Et en cela, le fait d'offrir en cadeau à Yolande un chien de la même race est caractéristique. Elle fait désormais partie de la famille et il est temps qu'elle en porte la boulet commun. On remarquera que Yolande, qui partait comme un personnage ne devant être qu'une simple cruche bonne pour son mari, fait ici preuve d'un étonnant et salvateur instinct. Elle sent tout ce que cela a d'horrible de s'attacher à ce chien, d'en accepter le terrible destin. Alors que tous les autres se penchent sur Caruso avec tendresse, comme si de rien n'était, Yolande ne peut s'empêcher de relever que quelque chose cloche.
Le reste découle de lui-même. Elle tente de masquer son rejet du chien, commençant le cycle familiale de la poussière sous le tapis, mais échoue ce qui crée une rupture qui la sauve par la suite de son intégration à la tragédie. Ce qui ne l'empêche pas de se voir gratifiée d'un collier plus qu'ambigu laissant ouvert son futur. Changera-t-elle pour échapper au cycle telle Betty ou deviendra-t-elle la nouvelle mère de la famille ? La film ne le dit pas.

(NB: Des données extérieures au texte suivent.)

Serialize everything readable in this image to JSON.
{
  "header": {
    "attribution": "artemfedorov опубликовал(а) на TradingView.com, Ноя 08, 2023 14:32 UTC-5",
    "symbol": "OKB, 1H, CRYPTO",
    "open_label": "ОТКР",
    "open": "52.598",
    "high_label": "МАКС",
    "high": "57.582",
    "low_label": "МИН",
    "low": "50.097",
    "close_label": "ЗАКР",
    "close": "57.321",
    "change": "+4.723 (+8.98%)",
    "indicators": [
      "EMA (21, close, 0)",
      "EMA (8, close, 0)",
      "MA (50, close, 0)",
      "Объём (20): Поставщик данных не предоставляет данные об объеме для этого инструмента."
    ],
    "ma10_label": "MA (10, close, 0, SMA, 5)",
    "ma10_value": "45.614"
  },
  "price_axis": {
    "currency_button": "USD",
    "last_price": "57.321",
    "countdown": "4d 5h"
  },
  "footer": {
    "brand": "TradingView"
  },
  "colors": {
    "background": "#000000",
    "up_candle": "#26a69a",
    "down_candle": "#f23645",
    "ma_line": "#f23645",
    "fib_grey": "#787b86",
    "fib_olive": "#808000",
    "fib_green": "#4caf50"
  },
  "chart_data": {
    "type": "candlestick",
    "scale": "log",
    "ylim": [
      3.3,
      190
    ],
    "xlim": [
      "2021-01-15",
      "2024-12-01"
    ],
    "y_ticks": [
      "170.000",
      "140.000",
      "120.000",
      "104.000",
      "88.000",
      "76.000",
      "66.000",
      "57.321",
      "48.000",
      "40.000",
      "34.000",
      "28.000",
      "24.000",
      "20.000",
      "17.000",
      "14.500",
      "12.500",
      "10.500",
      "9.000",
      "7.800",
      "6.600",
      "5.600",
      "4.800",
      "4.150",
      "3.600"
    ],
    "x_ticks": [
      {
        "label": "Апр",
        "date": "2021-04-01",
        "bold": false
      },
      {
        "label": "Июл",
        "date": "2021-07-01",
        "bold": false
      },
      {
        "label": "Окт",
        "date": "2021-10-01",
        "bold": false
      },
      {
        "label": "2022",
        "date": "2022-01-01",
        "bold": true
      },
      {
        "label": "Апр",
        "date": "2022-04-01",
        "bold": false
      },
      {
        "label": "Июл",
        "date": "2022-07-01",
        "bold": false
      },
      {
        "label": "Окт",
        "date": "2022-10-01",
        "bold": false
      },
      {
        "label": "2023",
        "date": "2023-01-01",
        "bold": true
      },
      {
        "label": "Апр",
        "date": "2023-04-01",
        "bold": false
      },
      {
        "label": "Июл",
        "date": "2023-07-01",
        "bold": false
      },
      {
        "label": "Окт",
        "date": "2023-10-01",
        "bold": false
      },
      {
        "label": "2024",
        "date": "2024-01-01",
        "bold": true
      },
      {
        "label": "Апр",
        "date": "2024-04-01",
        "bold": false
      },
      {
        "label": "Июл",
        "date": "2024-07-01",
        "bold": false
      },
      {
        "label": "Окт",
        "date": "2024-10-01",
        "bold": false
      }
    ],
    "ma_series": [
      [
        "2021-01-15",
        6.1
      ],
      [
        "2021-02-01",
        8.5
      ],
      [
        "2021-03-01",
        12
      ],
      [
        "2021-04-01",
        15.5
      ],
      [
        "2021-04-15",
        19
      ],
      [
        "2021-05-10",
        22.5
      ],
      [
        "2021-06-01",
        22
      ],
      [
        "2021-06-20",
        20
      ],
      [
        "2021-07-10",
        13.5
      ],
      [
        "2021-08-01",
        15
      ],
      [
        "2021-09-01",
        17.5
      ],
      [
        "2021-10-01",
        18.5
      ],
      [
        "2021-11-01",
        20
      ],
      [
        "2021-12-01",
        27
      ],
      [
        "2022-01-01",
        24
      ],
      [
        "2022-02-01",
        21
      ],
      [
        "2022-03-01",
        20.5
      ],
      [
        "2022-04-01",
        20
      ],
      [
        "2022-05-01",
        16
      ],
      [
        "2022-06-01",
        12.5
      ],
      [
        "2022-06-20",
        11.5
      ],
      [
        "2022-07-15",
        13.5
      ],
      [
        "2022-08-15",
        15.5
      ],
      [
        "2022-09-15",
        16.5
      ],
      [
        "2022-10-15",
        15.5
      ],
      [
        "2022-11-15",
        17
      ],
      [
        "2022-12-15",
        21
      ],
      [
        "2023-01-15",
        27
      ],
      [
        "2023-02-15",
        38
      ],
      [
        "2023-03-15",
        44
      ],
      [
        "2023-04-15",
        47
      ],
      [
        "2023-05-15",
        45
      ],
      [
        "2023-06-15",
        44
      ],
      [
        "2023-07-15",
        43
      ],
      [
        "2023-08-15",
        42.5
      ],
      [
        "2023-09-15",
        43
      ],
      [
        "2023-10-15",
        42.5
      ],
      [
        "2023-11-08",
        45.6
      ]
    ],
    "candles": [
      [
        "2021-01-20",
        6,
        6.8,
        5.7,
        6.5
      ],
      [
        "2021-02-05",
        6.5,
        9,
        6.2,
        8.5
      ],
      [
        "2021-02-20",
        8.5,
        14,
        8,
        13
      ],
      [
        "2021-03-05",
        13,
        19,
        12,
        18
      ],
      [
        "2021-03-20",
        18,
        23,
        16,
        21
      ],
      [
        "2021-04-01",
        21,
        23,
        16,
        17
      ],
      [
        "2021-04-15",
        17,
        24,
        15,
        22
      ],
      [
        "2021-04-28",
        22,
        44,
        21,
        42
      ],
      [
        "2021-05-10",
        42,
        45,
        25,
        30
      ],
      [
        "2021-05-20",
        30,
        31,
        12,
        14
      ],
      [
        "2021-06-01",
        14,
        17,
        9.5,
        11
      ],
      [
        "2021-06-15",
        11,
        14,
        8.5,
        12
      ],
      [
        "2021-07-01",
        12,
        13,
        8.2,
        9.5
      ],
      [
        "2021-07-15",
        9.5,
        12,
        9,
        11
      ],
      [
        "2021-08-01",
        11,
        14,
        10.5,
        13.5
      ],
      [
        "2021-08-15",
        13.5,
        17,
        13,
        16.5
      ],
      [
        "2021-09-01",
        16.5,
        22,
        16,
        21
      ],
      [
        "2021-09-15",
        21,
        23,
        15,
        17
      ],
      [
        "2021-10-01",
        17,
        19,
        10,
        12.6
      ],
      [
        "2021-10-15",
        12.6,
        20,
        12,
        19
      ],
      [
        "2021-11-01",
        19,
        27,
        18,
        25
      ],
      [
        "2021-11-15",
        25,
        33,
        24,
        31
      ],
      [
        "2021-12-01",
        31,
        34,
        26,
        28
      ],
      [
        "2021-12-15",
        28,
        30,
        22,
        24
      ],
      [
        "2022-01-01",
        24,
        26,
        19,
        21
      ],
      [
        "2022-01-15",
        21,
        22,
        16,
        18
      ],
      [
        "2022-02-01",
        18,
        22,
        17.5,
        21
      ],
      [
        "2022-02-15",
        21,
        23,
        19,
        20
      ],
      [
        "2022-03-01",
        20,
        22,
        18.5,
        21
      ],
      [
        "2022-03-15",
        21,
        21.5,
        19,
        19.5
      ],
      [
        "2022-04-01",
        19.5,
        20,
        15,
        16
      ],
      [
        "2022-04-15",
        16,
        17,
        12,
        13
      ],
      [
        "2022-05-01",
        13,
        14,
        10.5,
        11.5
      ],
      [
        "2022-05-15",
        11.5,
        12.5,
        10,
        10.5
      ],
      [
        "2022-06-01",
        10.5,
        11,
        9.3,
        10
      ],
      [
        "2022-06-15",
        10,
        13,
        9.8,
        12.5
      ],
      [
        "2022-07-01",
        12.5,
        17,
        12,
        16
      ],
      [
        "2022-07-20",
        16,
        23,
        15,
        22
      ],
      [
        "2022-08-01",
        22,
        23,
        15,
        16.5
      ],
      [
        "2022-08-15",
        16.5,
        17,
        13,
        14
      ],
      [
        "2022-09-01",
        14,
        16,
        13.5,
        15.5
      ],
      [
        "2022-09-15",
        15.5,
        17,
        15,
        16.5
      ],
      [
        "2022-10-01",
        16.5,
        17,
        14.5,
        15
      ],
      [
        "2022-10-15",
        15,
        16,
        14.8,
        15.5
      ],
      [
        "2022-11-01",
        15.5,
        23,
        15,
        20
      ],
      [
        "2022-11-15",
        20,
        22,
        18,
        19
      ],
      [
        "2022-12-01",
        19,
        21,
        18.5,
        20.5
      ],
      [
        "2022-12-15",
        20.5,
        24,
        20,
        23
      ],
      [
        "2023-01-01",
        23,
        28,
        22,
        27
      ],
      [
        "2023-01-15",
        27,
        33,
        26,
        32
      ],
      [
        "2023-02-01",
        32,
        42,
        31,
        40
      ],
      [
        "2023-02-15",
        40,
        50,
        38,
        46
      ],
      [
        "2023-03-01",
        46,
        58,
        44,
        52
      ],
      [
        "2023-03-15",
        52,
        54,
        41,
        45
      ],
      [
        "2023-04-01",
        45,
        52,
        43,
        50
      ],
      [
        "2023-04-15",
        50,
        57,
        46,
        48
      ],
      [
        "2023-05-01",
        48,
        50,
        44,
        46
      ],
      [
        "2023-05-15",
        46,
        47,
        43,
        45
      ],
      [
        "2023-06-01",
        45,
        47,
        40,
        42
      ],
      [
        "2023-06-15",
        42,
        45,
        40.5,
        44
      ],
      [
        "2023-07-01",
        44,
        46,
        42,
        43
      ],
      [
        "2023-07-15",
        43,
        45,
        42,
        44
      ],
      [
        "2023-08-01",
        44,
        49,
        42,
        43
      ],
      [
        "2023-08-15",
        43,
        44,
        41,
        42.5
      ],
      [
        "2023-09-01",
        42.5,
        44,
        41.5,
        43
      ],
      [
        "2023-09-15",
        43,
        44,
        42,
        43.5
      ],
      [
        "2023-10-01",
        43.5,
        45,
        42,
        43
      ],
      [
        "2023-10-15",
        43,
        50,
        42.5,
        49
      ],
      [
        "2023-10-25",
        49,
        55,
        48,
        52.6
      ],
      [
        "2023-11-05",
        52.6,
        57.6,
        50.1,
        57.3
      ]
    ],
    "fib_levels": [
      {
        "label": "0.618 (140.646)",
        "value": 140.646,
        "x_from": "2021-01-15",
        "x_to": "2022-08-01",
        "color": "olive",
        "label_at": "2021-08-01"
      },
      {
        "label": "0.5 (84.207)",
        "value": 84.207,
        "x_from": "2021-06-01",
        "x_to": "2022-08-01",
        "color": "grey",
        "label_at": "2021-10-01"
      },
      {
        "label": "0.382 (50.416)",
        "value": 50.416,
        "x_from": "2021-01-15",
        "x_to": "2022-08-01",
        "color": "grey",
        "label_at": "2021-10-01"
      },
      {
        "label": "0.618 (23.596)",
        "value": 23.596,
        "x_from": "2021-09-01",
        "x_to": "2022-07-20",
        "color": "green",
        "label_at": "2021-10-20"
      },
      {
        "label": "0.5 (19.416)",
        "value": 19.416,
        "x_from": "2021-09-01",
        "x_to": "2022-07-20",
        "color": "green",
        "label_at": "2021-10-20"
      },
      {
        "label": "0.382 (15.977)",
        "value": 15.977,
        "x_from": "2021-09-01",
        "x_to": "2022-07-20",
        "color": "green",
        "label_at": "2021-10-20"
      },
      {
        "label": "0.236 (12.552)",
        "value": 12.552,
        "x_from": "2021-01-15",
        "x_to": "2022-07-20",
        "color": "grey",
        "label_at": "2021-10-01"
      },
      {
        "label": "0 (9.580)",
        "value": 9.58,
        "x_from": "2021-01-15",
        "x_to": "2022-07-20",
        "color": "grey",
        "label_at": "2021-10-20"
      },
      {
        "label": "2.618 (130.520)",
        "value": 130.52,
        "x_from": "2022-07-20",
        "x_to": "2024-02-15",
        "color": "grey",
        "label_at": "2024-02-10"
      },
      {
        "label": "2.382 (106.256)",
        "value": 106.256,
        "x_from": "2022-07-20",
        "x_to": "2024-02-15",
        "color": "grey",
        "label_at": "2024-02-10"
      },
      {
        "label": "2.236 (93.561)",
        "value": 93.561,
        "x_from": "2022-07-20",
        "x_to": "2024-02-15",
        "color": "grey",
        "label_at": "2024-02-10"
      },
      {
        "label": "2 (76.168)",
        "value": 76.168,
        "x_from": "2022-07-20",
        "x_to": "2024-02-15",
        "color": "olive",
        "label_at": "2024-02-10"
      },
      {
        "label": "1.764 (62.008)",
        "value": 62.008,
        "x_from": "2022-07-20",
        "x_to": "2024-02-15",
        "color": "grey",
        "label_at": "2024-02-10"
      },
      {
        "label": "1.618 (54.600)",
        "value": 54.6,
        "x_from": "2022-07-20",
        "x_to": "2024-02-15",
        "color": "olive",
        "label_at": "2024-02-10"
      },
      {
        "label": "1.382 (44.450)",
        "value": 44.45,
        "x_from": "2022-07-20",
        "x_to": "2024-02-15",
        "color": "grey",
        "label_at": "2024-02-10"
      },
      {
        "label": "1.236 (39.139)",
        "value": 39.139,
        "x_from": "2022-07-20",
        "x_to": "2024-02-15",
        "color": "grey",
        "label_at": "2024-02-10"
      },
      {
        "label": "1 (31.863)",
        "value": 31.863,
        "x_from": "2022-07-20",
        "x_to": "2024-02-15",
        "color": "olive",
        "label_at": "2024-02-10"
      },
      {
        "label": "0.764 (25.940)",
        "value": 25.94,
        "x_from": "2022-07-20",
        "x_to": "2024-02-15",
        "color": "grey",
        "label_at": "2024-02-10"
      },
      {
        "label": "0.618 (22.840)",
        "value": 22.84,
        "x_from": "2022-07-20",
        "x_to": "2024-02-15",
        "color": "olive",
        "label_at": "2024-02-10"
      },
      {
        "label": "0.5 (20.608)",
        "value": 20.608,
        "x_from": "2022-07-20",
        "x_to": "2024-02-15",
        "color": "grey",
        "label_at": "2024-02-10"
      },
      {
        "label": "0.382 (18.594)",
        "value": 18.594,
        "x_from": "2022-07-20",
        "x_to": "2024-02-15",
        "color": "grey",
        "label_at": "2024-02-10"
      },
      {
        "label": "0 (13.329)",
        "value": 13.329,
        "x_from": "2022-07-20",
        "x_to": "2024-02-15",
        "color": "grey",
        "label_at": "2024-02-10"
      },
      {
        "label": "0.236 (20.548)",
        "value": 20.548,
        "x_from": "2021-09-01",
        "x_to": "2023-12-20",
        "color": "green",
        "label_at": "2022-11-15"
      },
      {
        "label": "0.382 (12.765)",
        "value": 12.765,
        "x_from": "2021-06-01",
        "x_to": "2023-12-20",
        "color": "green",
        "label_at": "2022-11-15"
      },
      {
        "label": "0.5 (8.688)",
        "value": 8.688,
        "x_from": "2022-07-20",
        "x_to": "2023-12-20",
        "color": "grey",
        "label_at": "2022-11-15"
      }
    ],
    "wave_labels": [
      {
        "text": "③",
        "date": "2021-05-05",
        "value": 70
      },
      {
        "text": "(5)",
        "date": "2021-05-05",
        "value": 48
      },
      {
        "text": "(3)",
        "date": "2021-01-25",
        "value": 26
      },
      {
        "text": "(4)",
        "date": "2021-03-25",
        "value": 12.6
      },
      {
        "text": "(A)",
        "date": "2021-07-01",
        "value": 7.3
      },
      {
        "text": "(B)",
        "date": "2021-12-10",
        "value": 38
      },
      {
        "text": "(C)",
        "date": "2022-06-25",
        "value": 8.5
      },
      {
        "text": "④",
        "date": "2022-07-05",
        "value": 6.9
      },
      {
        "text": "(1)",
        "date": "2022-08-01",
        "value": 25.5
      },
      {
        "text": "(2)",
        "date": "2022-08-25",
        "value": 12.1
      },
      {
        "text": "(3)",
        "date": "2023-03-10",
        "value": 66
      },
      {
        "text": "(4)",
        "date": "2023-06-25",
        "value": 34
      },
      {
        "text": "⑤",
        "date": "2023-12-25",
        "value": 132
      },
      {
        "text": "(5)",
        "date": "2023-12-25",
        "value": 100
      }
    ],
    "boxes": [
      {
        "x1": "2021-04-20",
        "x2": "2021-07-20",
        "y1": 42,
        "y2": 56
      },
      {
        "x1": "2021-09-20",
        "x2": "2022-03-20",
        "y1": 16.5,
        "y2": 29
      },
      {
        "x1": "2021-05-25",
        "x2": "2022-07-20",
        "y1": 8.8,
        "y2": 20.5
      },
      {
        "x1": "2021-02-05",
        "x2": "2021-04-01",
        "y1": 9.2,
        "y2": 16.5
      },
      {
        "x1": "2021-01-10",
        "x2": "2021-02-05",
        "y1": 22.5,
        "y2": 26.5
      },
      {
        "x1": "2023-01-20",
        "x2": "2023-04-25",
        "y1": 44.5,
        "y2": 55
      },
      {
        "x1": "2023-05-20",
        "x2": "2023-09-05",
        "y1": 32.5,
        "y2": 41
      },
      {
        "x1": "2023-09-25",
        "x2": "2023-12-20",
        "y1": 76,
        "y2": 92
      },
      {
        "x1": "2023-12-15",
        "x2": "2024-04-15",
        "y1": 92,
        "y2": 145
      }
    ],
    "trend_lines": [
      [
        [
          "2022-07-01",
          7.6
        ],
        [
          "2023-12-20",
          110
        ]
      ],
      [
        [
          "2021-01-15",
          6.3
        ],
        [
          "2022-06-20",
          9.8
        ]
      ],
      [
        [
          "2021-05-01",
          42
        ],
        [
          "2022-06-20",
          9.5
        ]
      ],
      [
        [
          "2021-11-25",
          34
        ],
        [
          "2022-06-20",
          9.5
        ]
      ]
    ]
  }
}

Il termine sur Henri disant au chien qu'ils n'allaient plus chanter tous les deux, montrant sa rupture avec sa famille et sa relation empoisonnée. Le personnage est cependant récompensé par le rappel de Yolande qui lui offre la possibilité de créer une nouvelle relation, plus ouverte, pour chanter à nouveau sans s'accrocher un nouveau boulet, sans s'attacher à un nouveau chien.